Smart technology is already available for homes in a wide array of forms. And analysts predict that the number of smart, connected devices will continue to grow at a fast rate in the coming years. For example, estimates from Gartner show that 2016 will see about 1.5 billion more smart things installed compared to 2015.
However, reports from researchers showcasing inherent security risks in such gadgets continue to pour in. Whether it’s a light bulb, an alarm system, a thermostat, a printer, a window shade, a doorbell or a door lock, judging from the recent news, it is likely that they can fall under the control of someone else than their owner.
In March, for example, we wrote about Matthew Garrett, a security researcher who managed to hack into the lighting system of a hotel that had replaced the classic light switches with digital controls. By the time he was done poking around, Garrett could turn on or off the lights in every room.
Garrett’s investigation was spur of the moment, and just for fun. But IoT devices can lead to greater risks than impossibility to control the lights. Online access to a poorly protected management panel for a home security system could translate into a home invasion incident; a hacked thermostat could deprive the house of heating in the cold days.
The security company Bitdefender has been delving into IoT and has published a new case study on four common IoT platforms. Among its conclusions: authentication features for such devices are inadequate. That means an intruder in close proximity of the wireless connection would not have to put in too much of an effort to compromise the home’s WiFi network. Once in, they could wreak havoc by taking control of the router and all devices behind it.
The list of tested gadgets included Belkin’s WeMo switch (disrupts/enables power to any device connected to it), a Lifx Bulb (smart LED with built-in WiFi), a GELink hub (allows lighting automation and operating bulbs individually or in groups), and Muzo Cobblestone WiFi audio receiver.
The researchers at Bitdefender needed about a month of testing to discover and exploit vulnerable protocols, design flaws, insecure data communication and unprotected hotspots, which ultimately gave them the keys to the WiFi kingdom, said a company representative via email. All of the smart devices studied are managed via a corresponding mobile application – a common characteristic of smart home devices.
Some of the problems identified were in areas that have been singled out before. Among them: insecure protocols. Bitdefender Labs researchers found that the UPnP compatible WeMo switch communicates with its smartphone application without authentication. When the hotspot is configured, everything is transmitted in plain text except for the password.
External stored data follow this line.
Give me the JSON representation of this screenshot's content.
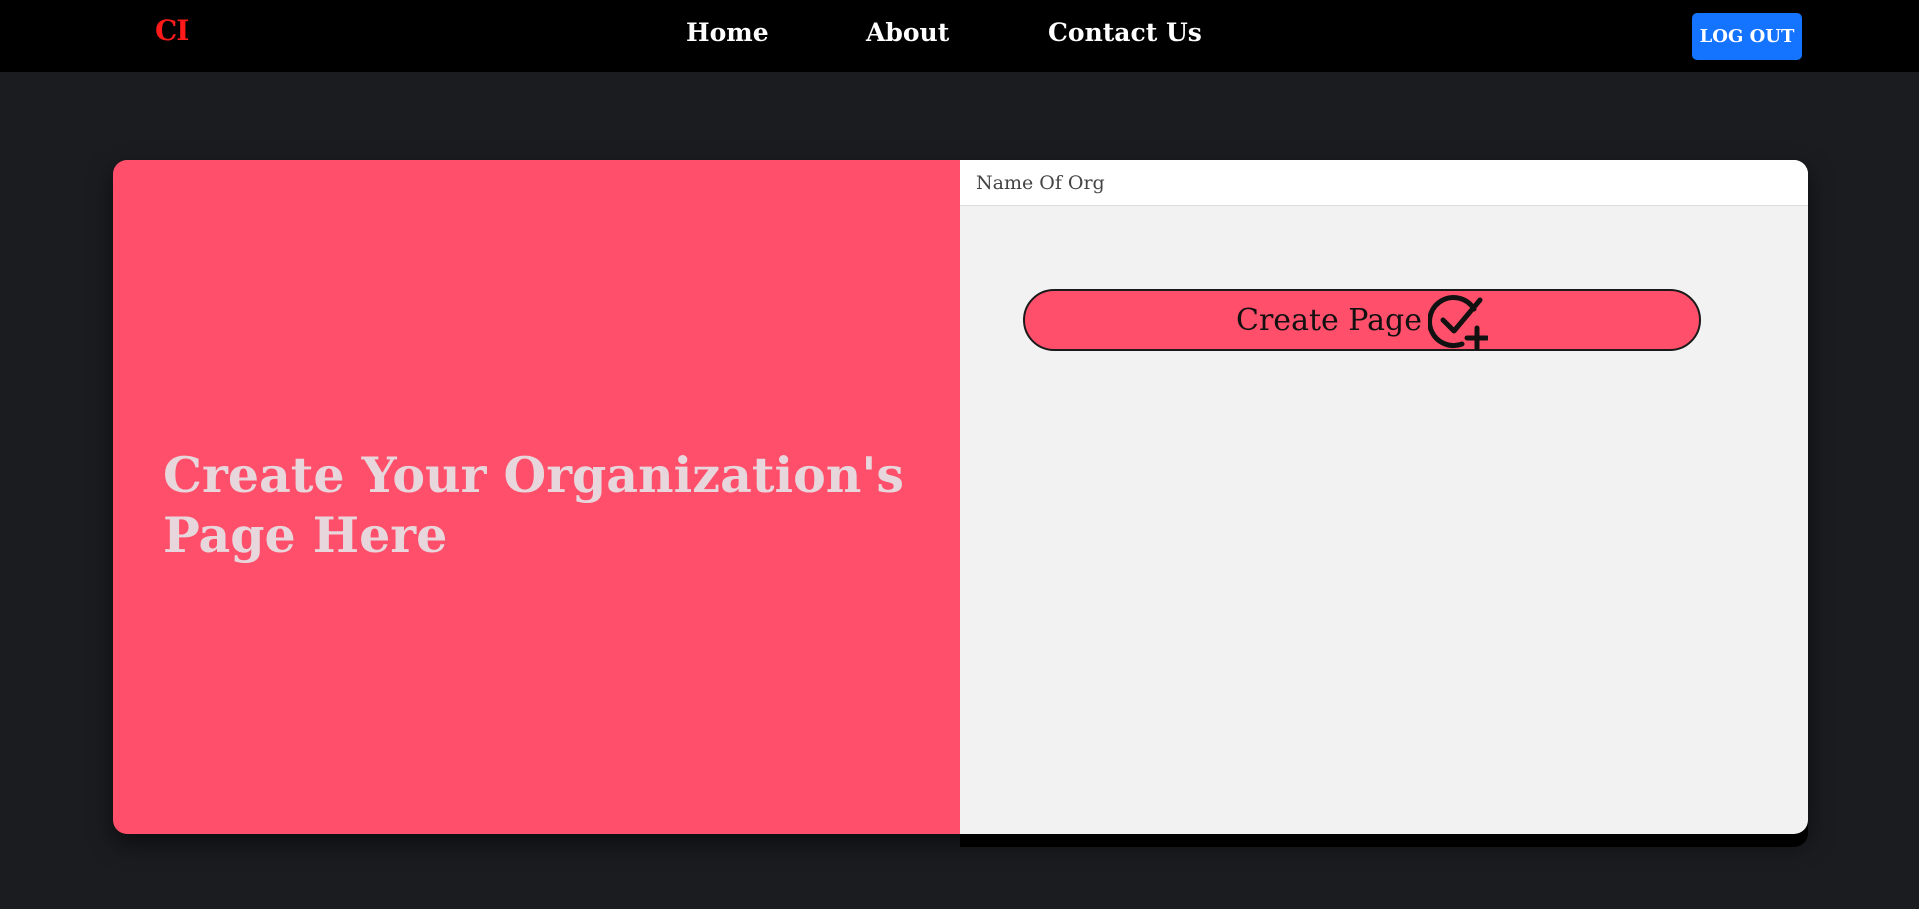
{
  "header": {
    "logo": "CI",
    "nav": [
      "Home",
      "About",
      "Contact Us"
    ],
    "logout_label": "LOG OUT"
  },
  "hero": {
    "title": "Create Your Organization's Page Here"
  },
  "form": {
    "org_name_placeholder": "Name Of Org",
    "org_name_value": "",
    "create_button_label": "Create Page",
    "create_button_icon": "check-circle-plus-icon"
  },
  "colors": {
    "topbar": "#000000",
    "background": "#1b1c20",
    "accent": "#ff4f6a",
    "logo": "#ff1a1a",
    "logout_button": "#1473ff",
    "form_panel": "#f2f2f2"
  }
}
However, the passwords is weakly encrypted with a 128-bit AES algorithm, while the Wi-Fi password is encrypted with a key AES derived from the MAC address and the device ID. Since the device ID and MAC address are transmitted prior to the encrypted password, researchers had all the elements needed to decrypt the password.
“Sending data in clear text is a rookie mistake. However, while today’s encryption protocols are robust, they require high computing platforms, a resource that may not exist in all IoT-attached devices. But this is in no way an excuse to avoid encryption,” the report says.
Also: the WeMo switch and GELink hub initially connect to a hotspot that doesn’t require authentication. This allowed the security researchers to create a fake hotspot for the mobile app to connect to and intercept the communication.
From the four gadgets evaluated, the Lifx Bulb seems to be the toughest to crack because it relies on built-in WiFi capability for manipulation, and the vulnerable hotspot is available only in the initial configuration stage. Once the credentials for the WiFi network are received, Lifx bulb terminates the hotspot.
The researchers found a way into the wireless network, though. They found that by cutting the power to the device repeatedly at a frequency of one or two seconds, Lifx bulb’s configuration is reset and the user has to re-register the smart LED. Once again, experts reached their goal by impersonating the bulb’s hotspot.
Users streaming music with the help of Muzo Cobblestone audio receiver also run the risk of getting their home network compromised since setting up the device starts an unencrypted hotspot that remains active. It can be protected with a password, Bitdefender says, but this is not explicitly advertised to the user.
Additionally, the receiver includes a Telnet service for remote administration. “Our researchers tried basic password brute-forcing and observed that the initial credentials of the service were admin/ admin. Since the device is connected both to its hotspot and to the home Wi-Fi, it’s fairly easy to find and grab the files where Wi-Fi credentials are stored,” reads the paper.
According to the security company, out of the four devices, only in the case of Muzo Cobblestone some risks were mitigated (the hotspot no longer stays active, but the telnet service is still present for remote control), while the status of the others remained unchanged.
Despite consumers rapidly adopting IoT, the comfort they bring should not be placed above security features. Currently, it is the other way around.
Hopefully, pressure from the security community along with customers demanding safer devices will force manufacturers to implement safer ways to deliver IoT benefits in the near future.